Comme sa filmographie l’atteste, le réalisateur allemand a un don pour réunir des actrices et des acteurs qui semblent être fait∙es pour jouer ensemble. Dans sa famille d’acteurs entre, avec ce film, Thomas Schubert qui incarne avec une force implacable cette résistance à s’éveiller au monde, face à une Paula Beer qui démontre, s’il en était encore besoin, sa capacité à jouer dans le même rôle entre différentes palettes, la complexité – à la fois dans le monde et dans une certaine évanescence. Entre malentendus permanents portant le comique de situation et drame relationnel, l’arc narratif est porté symboliquement par une superbe chanson, In my Mind, du groupe autrichien Wallners :

« In my mind
Love’s gonna make us, gonna make us blind (…) »
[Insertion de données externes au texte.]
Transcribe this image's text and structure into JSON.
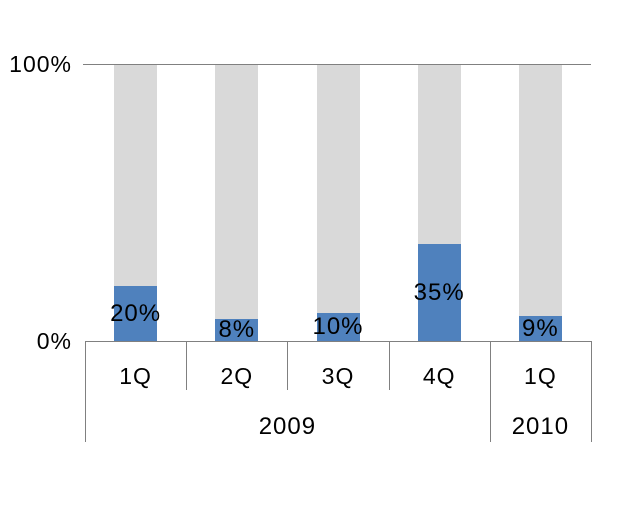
{
  "chart_data": {
    "type": "bar",
    "variant": "100-percent-stacked-column",
    "title": "",
    "categories": [
      {
        "quarter": "1Q",
        "year": "2009",
        "value": 20,
        "label": "20%"
      },
      {
        "quarter": "2Q",
        "year": "2009",
        "value": 8,
        "label": "8%"
      },
      {
        "quarter": "3Q",
        "year": "2009",
        "value": 10,
        "label": "10%"
      },
      {
        "quarter": "4Q",
        "year": "2009",
        "value": 35,
        "label": "35%"
      },
      {
        "quarter": "1Q",
        "year": "2010",
        "value": 9,
        "label": "9%"
      }
    ],
    "groups": [
      {
        "label": "2009",
        "count": 4
      },
      {
        "label": "2010",
        "count": 1
      }
    ],
    "yticks": [
      {
        "label": "0%",
        "value": 0
      },
      {
        "label": "100%",
        "value": 100
      }
    ],
    "ylim": [
      0,
      100
    ],
    "legend": "none",
    "grid": "top-gridline-only",
    "colors": {
      "value_segment": "#4F81BD",
      "remainder_segment": "#D9D9D9",
      "axis_line": "#808080",
      "label_text": "#000000",
      "background": "#FFFFFF"
    }
  }
}
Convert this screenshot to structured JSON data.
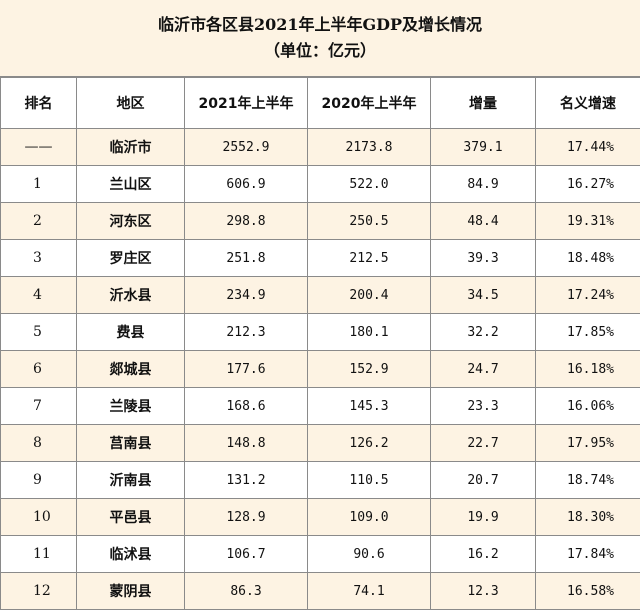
{
  "title": {
    "line1": "临沂市各区县2021年上半年GDP及增长情况",
    "line2": "（单位：亿元）"
  },
  "headers": [
    "排名",
    "地区",
    "2021年上半年",
    "2020年上半年",
    "增量",
    "名义增速"
  ],
  "rows": [
    {
      "rank": "——",
      "region": "临沂市",
      "gdp2021": "2552.9",
      "gdp2020": "2173.8",
      "increase": "379.1",
      "growth": "17.44%"
    },
    {
      "rank": "1",
      "region": "兰山区",
      "gdp2021": "606.9",
      "gdp2020": "522.0",
      "increase": "84.9",
      "growth": "16.27%"
    },
    {
      "rank": "2",
      "region": "河东区",
      "gdp2021": "298.8",
      "gdp2020": "250.5",
      "increase": "48.4",
      "growth": "19.31%"
    },
    {
      "rank": "3",
      "region": "罗庄区",
      "gdp2021": "251.8",
      "gdp2020": "212.5",
      "increase": "39.3",
      "growth": "18.48%"
    },
    {
      "rank": "4",
      "region": "沂水县",
      "gdp2021": "234.9",
      "gdp2020": "200.4",
      "increase": "34.5",
      "growth": "17.24%"
    },
    {
      "rank": "5",
      "region": "费县",
      "gdp2021": "212.3",
      "gdp2020": "180.1",
      "increase": "32.2",
      "growth": "17.85%"
    },
    {
      "rank": "6",
      "region": "郯城县",
      "gdp2021": "177.6",
      "gdp2020": "152.9",
      "increase": "24.7",
      "growth": "16.18%"
    },
    {
      "rank": "7",
      "region": "兰陵县",
      "gdp2021": "168.6",
      "gdp2020": "145.3",
      "increase": "23.3",
      "growth": "16.06%"
    },
    {
      "rank": "8",
      "region": "莒南县",
      "gdp2021": "148.8",
      "gdp2020": "126.2",
      "increase": "22.7",
      "growth": "17.95%"
    },
    {
      "rank": "9",
      "region": "沂南县",
      "gdp2021": "131.2",
      "gdp2020": "110.5",
      "increase": "20.7",
      "growth": "18.74%"
    },
    {
      "rank": "10",
      "region": "平邑县",
      "gdp2021": "128.9",
      "gdp2020": "109.0",
      "increase": "19.9",
      "growth": "18.30%"
    },
    {
      "rank": "11",
      "region": "临沭县",
      "gdp2021": "106.7",
      "gdp2020": "90.6",
      "increase": "16.2",
      "growth": "17.84%"
    },
    {
      "rank": "12",
      "region": "蒙阴县",
      "gdp2021": "86.3",
      "gdp2020": "74.1",
      "increase": "12.3",
      "growth": "16.58%"
    }
  ],
  "colors": {
    "row_highlight": "#fdf3e3",
    "border": "#8a8a8a"
  }
}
Leon est aveugle. Vouloir être lu comme le miroir de vouloir être aimé. Leon s’endort constamment de manière inopinée, sur la plage, sous la pergola, sur son manuscrit, comme si, en ne voulant pas participer à la marche du quotidien, il cessait d’être dans le monde et laissait la vie s’échapper. Ce n’est que lorsqu’il sera trop tard, que la forêt s’embrasera, qu’il pleuvra des cendres, que le ciel et l’horizon deviendront rouge, que le feu s’approchera dangereusement pour brûler la nature et la vie, qu’il retrouvera la vue et la sublimation artistique.
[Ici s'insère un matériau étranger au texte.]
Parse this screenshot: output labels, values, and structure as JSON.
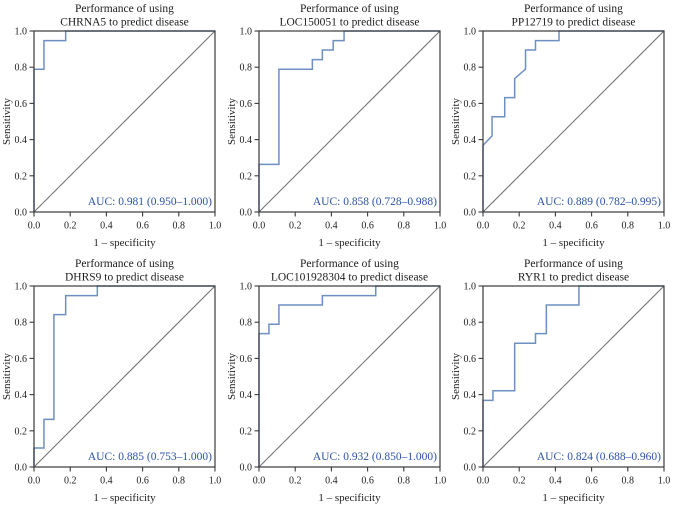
{
  "figure": {
    "background": "#ffffff",
    "layout": "2 rows x 3 columns of ROC curve panels"
  },
  "colors": {
    "roc_curve": "#6e8fc2",
    "reference_line": "#6e6e6e",
    "axis_box": "#3a3a3a",
    "text": "#1c1c1c",
    "auc_text": "#2a52a8"
  },
  "chart_data": [
    {
      "type": "line",
      "title_lines": [
        "Performance of using",
        "CHRNA5 to predict disease"
      ],
      "xlabel": "1 – specificity",
      "ylabel": "Sensitivity",
      "xlim": [
        0,
        1
      ],
      "ylim": [
        0,
        1
      ],
      "tick_values": [
        0,
        0.2,
        0.4,
        0.6,
        0.8,
        1
      ],
      "tick_labels": [
        "0.0",
        "0.2",
        "0.4",
        "0.6",
        "0.8",
        "1.0"
      ],
      "grid": false,
      "legend": "none",
      "auc_label": "AUC: 0.981 (0.950–1.000)",
      "reference_line": [
        [
          0,
          0
        ],
        [
          1,
          1
        ]
      ],
      "roc_points": [
        [
          0,
          0
        ],
        [
          0,
          0.789
        ],
        [
          0.055,
          0.789
        ],
        [
          0.055,
          0.947
        ],
        [
          0.175,
          0.947
        ],
        [
          0.175,
          1
        ],
        [
          1,
          1
        ]
      ]
    },
    {
      "type": "line",
      "title_lines": [
        "Performance of using",
        "LOC150051 to predict disease"
      ],
      "xlabel": "1 – specificity",
      "ylabel": "Sensitivity",
      "xlim": [
        0,
        1
      ],
      "ylim": [
        0,
        1
      ],
      "tick_values": [
        0,
        0.2,
        0.4,
        0.6,
        0.8,
        1
      ],
      "tick_labels": [
        "0.0",
        "0.2",
        "0.4",
        "0.6",
        "0.8",
        "1.0"
      ],
      "grid": false,
      "legend": "none",
      "auc_label": "AUC: 0.858 (0.728–0.988)",
      "reference_line": [
        [
          0,
          0
        ],
        [
          1,
          1
        ]
      ],
      "roc_points": [
        [
          0,
          0
        ],
        [
          0,
          0.263
        ],
        [
          0.11,
          0.263
        ],
        [
          0.11,
          0.789
        ],
        [
          0.295,
          0.789
        ],
        [
          0.295,
          0.842
        ],
        [
          0.35,
          0.842
        ],
        [
          0.35,
          0.895
        ],
        [
          0.41,
          0.895
        ],
        [
          0.41,
          0.947
        ],
        [
          0.47,
          0.947
        ],
        [
          0.47,
          1
        ],
        [
          1,
          1
        ]
      ]
    },
    {
      "type": "line",
      "title_lines": [
        "Performance of using",
        "PP12719 to predict disease"
      ],
      "xlabel": "1 – specificity",
      "ylabel": "Sensitivity",
      "xlim": [
        0,
        1
      ],
      "ylim": [
        0,
        1
      ],
      "tick_values": [
        0,
        0.2,
        0.4,
        0.6,
        0.8,
        1
      ],
      "tick_labels": [
        "0.0",
        "0.2",
        "0.4",
        "0.6",
        "0.8",
        "1.0"
      ],
      "grid": false,
      "legend": "none",
      "auc_label": "AUC: 0.889 (0.782–0.995)",
      "reference_line": [
        [
          0,
          0
        ],
        [
          1,
          1
        ]
      ],
      "roc_points": [
        [
          0,
          0
        ],
        [
          0,
          0.368
        ],
        [
          0.05,
          0.421
        ],
        [
          0.05,
          0.526
        ],
        [
          0.12,
          0.526
        ],
        [
          0.12,
          0.632
        ],
        [
          0.175,
          0.632
        ],
        [
          0.175,
          0.737
        ],
        [
          0.235,
          0.789
        ],
        [
          0.235,
          0.895
        ],
        [
          0.29,
          0.895
        ],
        [
          0.29,
          0.947
        ],
        [
          0.42,
          0.947
        ],
        [
          0.42,
          1
        ],
        [
          1,
          1
        ]
      ]
    },
    {
      "type": "line",
      "title_lines": [
        "Performance of using",
        "DHRS9 to predict disease"
      ],
      "xlabel": "1 – specificity",
      "ylabel": "Sensitivity",
      "xlim": [
        0,
        1
      ],
      "ylim": [
        0,
        1
      ],
      "tick_values": [
        0,
        0.2,
        0.4,
        0.6,
        0.8,
        1
      ],
      "tick_labels": [
        "0.0",
        "0.2",
        "0.4",
        "0.6",
        "0.8",
        "1.0"
      ],
      "grid": false,
      "legend": "none",
      "auc_label": "AUC: 0.885 (0.753–1.000)",
      "reference_line": [
        [
          0,
          0
        ],
        [
          1,
          1
        ]
      ],
      "roc_points": [
        [
          0,
          0
        ],
        [
          0,
          0.105
        ],
        [
          0.055,
          0.105
        ],
        [
          0.055,
          0.263
        ],
        [
          0.11,
          0.263
        ],
        [
          0.11,
          0.842
        ],
        [
          0.175,
          0.842
        ],
        [
          0.175,
          0.947
        ],
        [
          0.35,
          0.947
        ],
        [
          0.35,
          1
        ],
        [
          1,
          1
        ]
      ]
    },
    {
      "type": "line",
      "title_lines": [
        "Performance of using",
        "LOC101928304 to predict disease"
      ],
      "xlabel": "1 – specificity",
      "ylabel": "Sensitivity",
      "xlim": [
        0,
        1
      ],
      "ylim": [
        0,
        1
      ],
      "tick_values": [
        0,
        0.2,
        0.4,
        0.6,
        0.8,
        1
      ],
      "tick_labels": [
        "0.0",
        "0.2",
        "0.4",
        "0.6",
        "0.8",
        "1.0"
      ],
      "grid": false,
      "legend": "none",
      "auc_label": "AUC: 0.932 (0.850–1.000)",
      "reference_line": [
        [
          0,
          0
        ],
        [
          1,
          1
        ]
      ],
      "roc_points": [
        [
          0,
          0
        ],
        [
          0,
          0.737
        ],
        [
          0.055,
          0.737
        ],
        [
          0.055,
          0.789
        ],
        [
          0.11,
          0.789
        ],
        [
          0.11,
          0.895
        ],
        [
          0.35,
          0.895
        ],
        [
          0.35,
          0.947
        ],
        [
          0.645,
          0.947
        ],
        [
          0.645,
          1
        ],
        [
          1,
          1
        ]
      ]
    },
    {
      "type": "line",
      "title_lines": [
        "Performance of using",
        "RYR1 to predict disease"
      ],
      "xlabel": "1 – specificity",
      "ylabel": "Sensitivity",
      "xlim": [
        0,
        1
      ],
      "ylim": [
        0,
        1
      ],
      "tick_values": [
        0,
        0.2,
        0.4,
        0.6,
        0.8,
        1
      ],
      "tick_labels": [
        "0.0",
        "0.2",
        "0.4",
        "0.6",
        "0.8",
        "1.0"
      ],
      "grid": false,
      "legend": "none",
      "auc_label": "AUC: 0.824 (0.688–0.960)",
      "reference_line": [
        [
          0,
          0
        ],
        [
          1,
          1
        ]
      ],
      "roc_points": [
        [
          0,
          0
        ],
        [
          0,
          0.368
        ],
        [
          0.055,
          0.368
        ],
        [
          0.055,
          0.421
        ],
        [
          0.175,
          0.421
        ],
        [
          0.175,
          0.684
        ],
        [
          0.29,
          0.684
        ],
        [
          0.29,
          0.737
        ],
        [
          0.35,
          0.737
        ],
        [
          0.35,
          0.895
        ],
        [
          0.53,
          0.895
        ],
        [
          0.53,
          1
        ],
        [
          1,
          1
        ]
      ]
    }
  ]
}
— Thomas Schubert – Roter Himmel (Afire)
© Christian Schulz / Schramm Film

Comme un songe d’une nuit d’été, Christian Petzold filme le crépuscule du soir, dans les tons froids et bleutés du rêve, avec, à l’horizon, le ciel qui rougit, devient incandescent. La couleur se transforme en chaleur, celle du cauchemar de la catastrophe à venir. Les bruits d’hélicoptères qui traversent tout le film, les incendies qui se multiplient dans la région – jusqu’à l’incendie final qui va imposer une chape de silence sur la forêt –, font bien sûr référence au changement climatique, mais ce n’est pas le sujet en soi. Cet arrière-fond de catastrophe est le conducteur du film qui annonce le drame existentiel des êtres en quête d’amour, des artistes en crise, de la perception altérée ou artificielle de la réalité, de la compréhension du monde et de la place que l’on y a.
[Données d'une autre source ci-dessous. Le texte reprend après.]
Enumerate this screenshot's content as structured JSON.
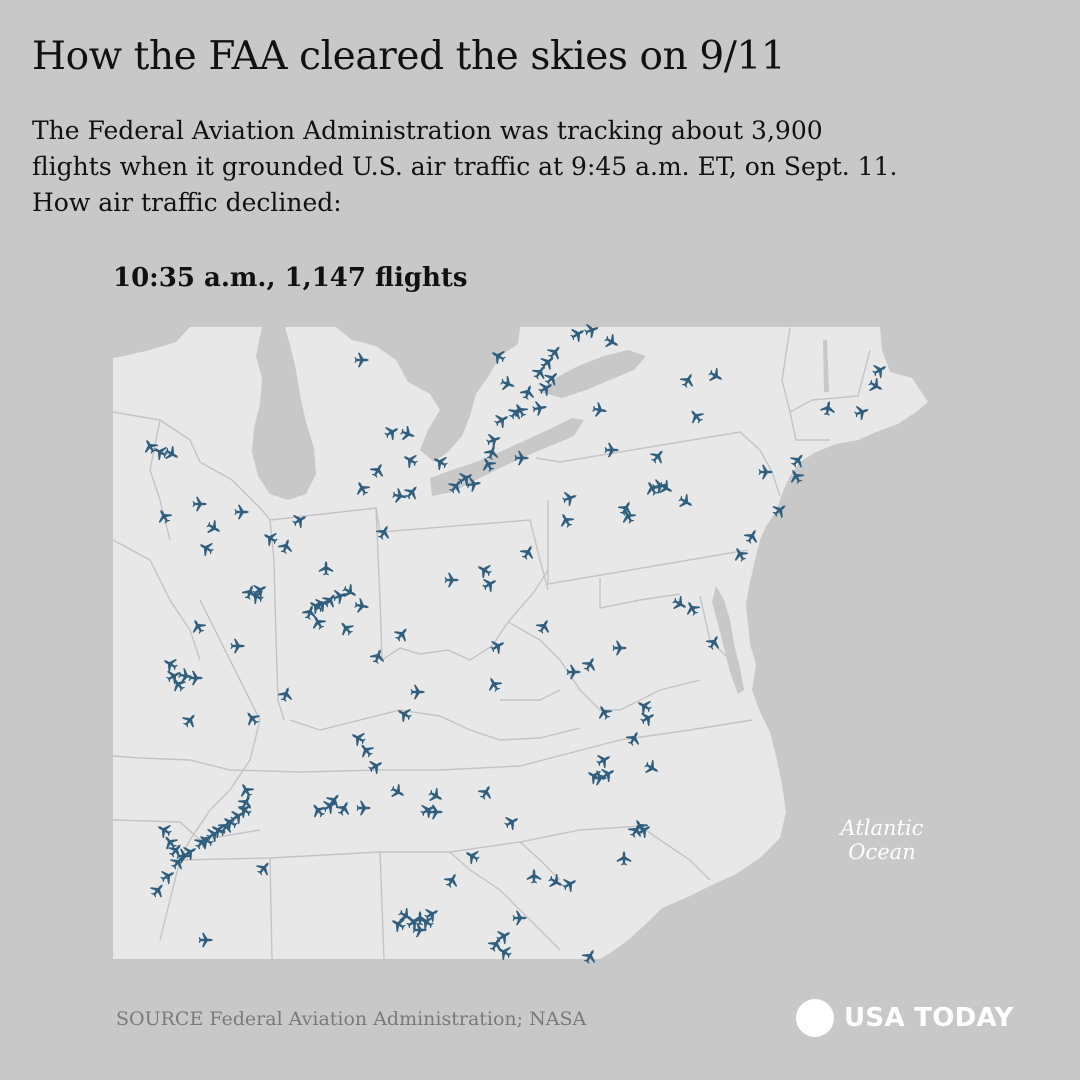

Le premier volet de la trilogie se basait sur le mythe d’Ondine. Cette seconde partie reprend le destin des amours qui peuvent être fatales, ici dans une poésie de Heinrich Heine, Der Asra (L’Asra), que Nadja récite :

Täglich ging die Wunderschöne
Sultanstochter auf und nieder
Um die Abendzeit am Springbrunn,
wo die weißen Wasser Plätschern.

Täglich stand der junge Sklave
Um die Abendzeit am Springbrunn,
wo die weißen Wasser plätschern;
täglich ward er bleich und bleicher.

Eines Abends trat die Fürstin
Auf ihn zu mit raschen Worten:
„Deinen Namen will ich wissen,
deine Heimat, deine Sippschaft!“

und der Sklave sprach: „Ich heiße
Mohamed, ich bin aus Yemen,
und mein Stamm sind jene Asra,
Welche sterben, wenn sie lieben.“

La fille du sultan, belle et sereine
S’en allait chaque jour, d’un pas sûr
Vers l’heure du soir à la fontaine,
Où les eaux blanches murmurent.

Chaque jour le jeune esclave demeure
Vers l’heure du soir à la fontaine,
Où les eaux blanches murmurent;
Chaque jour, il devient plus blême.

Un soir, la princesse s’approche de lui
et lui dit rapidement :
« Je veux connaître ton nom,
Celui de ton clan, de ton pays! »

L’esclave dit : je m’appelle
Mohamed, je viens du Yémen,
Je suis de la tribu d’Asra,
De ceux qui meurent quand ils aiment.

De Christian Petzold; avec Thomas Schubert, Paula Beer, Langston Uibel, Enno Trebs, Matthias Brandt; Allemagne; 2023; 103 minutes.